Demorei um pouco, mas também consegui chegar na fase do VTC e agora aos 44 procuro não deixar mais chegar a esse ponto!!

Belo post!!
Beijos!!

teo netto disse...

Cara esse texto me lembrou meus quinze anos, minha camisa regata mais que desbotada com a estampa do Metallica, que por incrível que pareça, ainda está enrolada num canto da minha gaveta. Potz! que saudade desses tempos, de tomar vinho, ou melhor dizendo suco de uva com alcool etílico e discutir por horas sobre os riffs cabulosos do Hetfield ou como teria sido a verdadeira morte de Cliff Burton.

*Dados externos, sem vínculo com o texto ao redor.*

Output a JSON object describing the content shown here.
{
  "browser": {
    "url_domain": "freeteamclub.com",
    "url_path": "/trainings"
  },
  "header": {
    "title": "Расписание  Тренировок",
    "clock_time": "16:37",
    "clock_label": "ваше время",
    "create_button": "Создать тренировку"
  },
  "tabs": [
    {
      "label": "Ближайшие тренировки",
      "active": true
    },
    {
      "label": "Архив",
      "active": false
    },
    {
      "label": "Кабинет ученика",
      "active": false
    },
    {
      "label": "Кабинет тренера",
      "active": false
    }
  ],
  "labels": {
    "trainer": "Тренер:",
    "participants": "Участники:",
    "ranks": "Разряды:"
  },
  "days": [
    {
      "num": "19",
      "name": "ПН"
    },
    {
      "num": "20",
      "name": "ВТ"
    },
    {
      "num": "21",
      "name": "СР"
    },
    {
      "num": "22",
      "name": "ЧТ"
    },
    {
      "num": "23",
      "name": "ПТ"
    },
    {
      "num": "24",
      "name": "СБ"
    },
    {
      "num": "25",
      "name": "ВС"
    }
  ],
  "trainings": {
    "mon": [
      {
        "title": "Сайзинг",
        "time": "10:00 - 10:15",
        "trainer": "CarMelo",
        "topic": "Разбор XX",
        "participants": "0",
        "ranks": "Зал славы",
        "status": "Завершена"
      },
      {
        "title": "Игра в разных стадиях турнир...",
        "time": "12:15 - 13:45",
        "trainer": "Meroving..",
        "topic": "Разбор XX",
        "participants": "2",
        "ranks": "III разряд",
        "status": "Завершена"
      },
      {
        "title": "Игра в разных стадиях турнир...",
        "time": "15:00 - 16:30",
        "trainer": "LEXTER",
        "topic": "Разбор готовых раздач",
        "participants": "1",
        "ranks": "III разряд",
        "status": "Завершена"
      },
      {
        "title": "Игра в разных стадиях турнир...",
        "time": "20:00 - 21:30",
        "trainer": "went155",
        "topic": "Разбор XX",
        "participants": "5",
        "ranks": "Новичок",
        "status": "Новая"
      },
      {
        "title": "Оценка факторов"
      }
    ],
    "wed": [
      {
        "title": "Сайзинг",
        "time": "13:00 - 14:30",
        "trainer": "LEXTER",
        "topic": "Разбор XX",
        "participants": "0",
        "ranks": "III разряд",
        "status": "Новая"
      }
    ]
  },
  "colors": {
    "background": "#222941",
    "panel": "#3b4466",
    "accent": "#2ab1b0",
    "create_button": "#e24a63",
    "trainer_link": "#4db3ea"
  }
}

Quanto ao texto...foda como sempre!

Bjs

Anônimo disse...

Tem tempo que não passava por aqui e já volto nesse espetáculo. Moro fora do Brasil e às vezes passo coisas que nem tento explicar p/ os outros... se jogar na cama eh clássico. Bom pensar no que fomos e pensamos e trazer um pouco daquilo de volta. Parabens. Otimo texto. Beijos,

Anônimo disse...

EU QUERO OUTRO POST!!!
VAMOS MENINAS, VAMOS!! EU ESTOU VICIADO NOS TEXTOS DE VOCÊS...

Unknown disse...

hahahah
é engraçado que essa semana eu peguei umas músicas do Metallica pra ouvir, depois de muito tempo sem pensar na banda, e como isso me aliviou! tirou de mim a vontade de mandar alguém tomar no cu.

Anônimo disse...

"Três meses depois, guardou o CD...".
A menina passou 3 meses xingando a cambada toda? que maravilha. =P

mas falando sério, adorei. eu também tenho uns discos assim, que me fazem querer mandar todo mundo praquele lugar escuro. às vezes eu to meio puto da vida, precisando desabafar, e ligo o "vitalogy" do pearl jam na altura máxima, canto junto com o eddie vedder, aos berros, e acabo nem mandando todo mundo tomar no cu porque minha voz vai embora.
enyão já sabe, se um dia vc me encontrar meio rouco, é porque eu queria muito mandar alguém se fuder e não consegui.
=)

Anônimo disse...

Elisa, belÊ?!

Pô aquela conversa rendeu, até voltei a desenhar meus personagens esse fds...

enfim, bj!

Anônimo disse...

Caralho, o Black Album é foda.
Me identifico tanto com isso... e ainda tô nos 24.
Beijo grande, adorei aqui. Aconchegante =)

leila disse...

demais esse post!!!!!!!!!

gritos tormentos e pesadelos disse...

essa é a influência da música na nossa vida, eu mesmo quando escuto metallica quando to puto...da vontade de quebrar tudo...sai na rua xingando todo mundo e quebrando tudo que vem pela frente

excelente texto...parabéns
té mais

Nessita! disse...

Muito bom! Adorei o post! Já me deu saudade de ouvir esse álbum.